Cool species can take the heat

Research news

17 May 2011
Two scientists from Canada's Simon Fraser University working with Amanda Bates from Deakin University have made a discovery that is overturning conventional wisdom about how land and marine animals react to heat.

Two scientists from Canada's Simon Fraser University and one from Deakin University in Australia have made a discovery that is overturning conventional wisdom about how land and marine animals react to heat.

SFU biologists Nick Dulvy and Jennifer Sunday and Deakin researchers Amanda Bates who works at the Warrnambool Campus in south west Victoria, have discovered that all land-dwelling animals cope with extreme heat similarly, regardless of how far they live from the equator.

The puzzling finding contradicts popular belief that animals living in cooler climates, such as Tasmania, are less heat tolerant than their relatives in the tropics.

The scientists have published a paper on their findings, Global analysis of thermal tolerance and latitude in ectotherms, in the latest online issue of the Global analysis of thermal tolerance and latitude in ectotherms. 


The scientific trio compared the heat tolerance of more than 300 species of lizards, frogs, insects, spiders, bivalves, crustaceans and fish worldwide from the Antarctic to Alaska. The study is the most comprehensive analysis of the geographical distribution of life forms’ thermal limits ever compiled.

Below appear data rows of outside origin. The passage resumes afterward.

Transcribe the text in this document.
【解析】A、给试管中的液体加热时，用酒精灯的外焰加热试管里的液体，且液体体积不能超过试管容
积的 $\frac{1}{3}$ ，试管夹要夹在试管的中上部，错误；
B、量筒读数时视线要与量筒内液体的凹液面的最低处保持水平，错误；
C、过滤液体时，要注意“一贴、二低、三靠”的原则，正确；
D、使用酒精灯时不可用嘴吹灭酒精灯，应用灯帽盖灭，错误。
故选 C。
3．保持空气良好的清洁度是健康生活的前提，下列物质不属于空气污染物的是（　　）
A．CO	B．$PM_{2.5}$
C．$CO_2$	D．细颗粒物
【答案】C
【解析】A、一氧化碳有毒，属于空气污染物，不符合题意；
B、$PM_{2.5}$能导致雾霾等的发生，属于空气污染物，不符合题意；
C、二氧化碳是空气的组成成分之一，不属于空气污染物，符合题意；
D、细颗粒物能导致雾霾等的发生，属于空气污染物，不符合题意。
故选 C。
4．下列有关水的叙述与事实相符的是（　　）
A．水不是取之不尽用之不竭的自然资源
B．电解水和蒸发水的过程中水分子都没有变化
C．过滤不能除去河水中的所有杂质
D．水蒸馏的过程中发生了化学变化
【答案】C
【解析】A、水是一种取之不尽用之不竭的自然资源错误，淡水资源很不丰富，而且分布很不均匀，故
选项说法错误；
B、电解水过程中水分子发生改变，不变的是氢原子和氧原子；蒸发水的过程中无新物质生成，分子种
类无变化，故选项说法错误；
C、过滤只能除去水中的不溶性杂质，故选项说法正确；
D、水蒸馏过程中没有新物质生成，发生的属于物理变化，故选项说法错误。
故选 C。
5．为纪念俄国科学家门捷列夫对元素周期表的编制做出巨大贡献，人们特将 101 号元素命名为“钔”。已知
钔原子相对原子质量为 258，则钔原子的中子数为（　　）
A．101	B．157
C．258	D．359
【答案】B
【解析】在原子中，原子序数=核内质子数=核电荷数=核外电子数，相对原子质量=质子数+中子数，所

“We are surprised that cold-blooded animals living at the highest latitudes have the same heat tolerance as those living in the tropics,” says Sunday, a biology doctoral student and the study’s lead author.

The team stumbled upon its discoveries, not by working with the animals themselves, but by gathering up previously published studies.

 “All the information was out there in libraries, we just needed to mine out the data to make this discovery,” says Bates.

“The consistency in heat tolerance from the tropics to the poles across so many animal groups suggests a common mechanism is at play,” says Dulvy, associate professor of biology.

The scientists believe there are two possible explanations for their findings. “Either heat tolerance is a historical legacy and there is little cost to retaining this trait,” says Sunday. “Or animals face equally high temperatures on the hottest day of the year, from Costa Rica to British Columbia.”

Dulvy stresses: “We need to understand which one of these mechanisms is controlling species’ distributions to better predict their response to global climate warming.”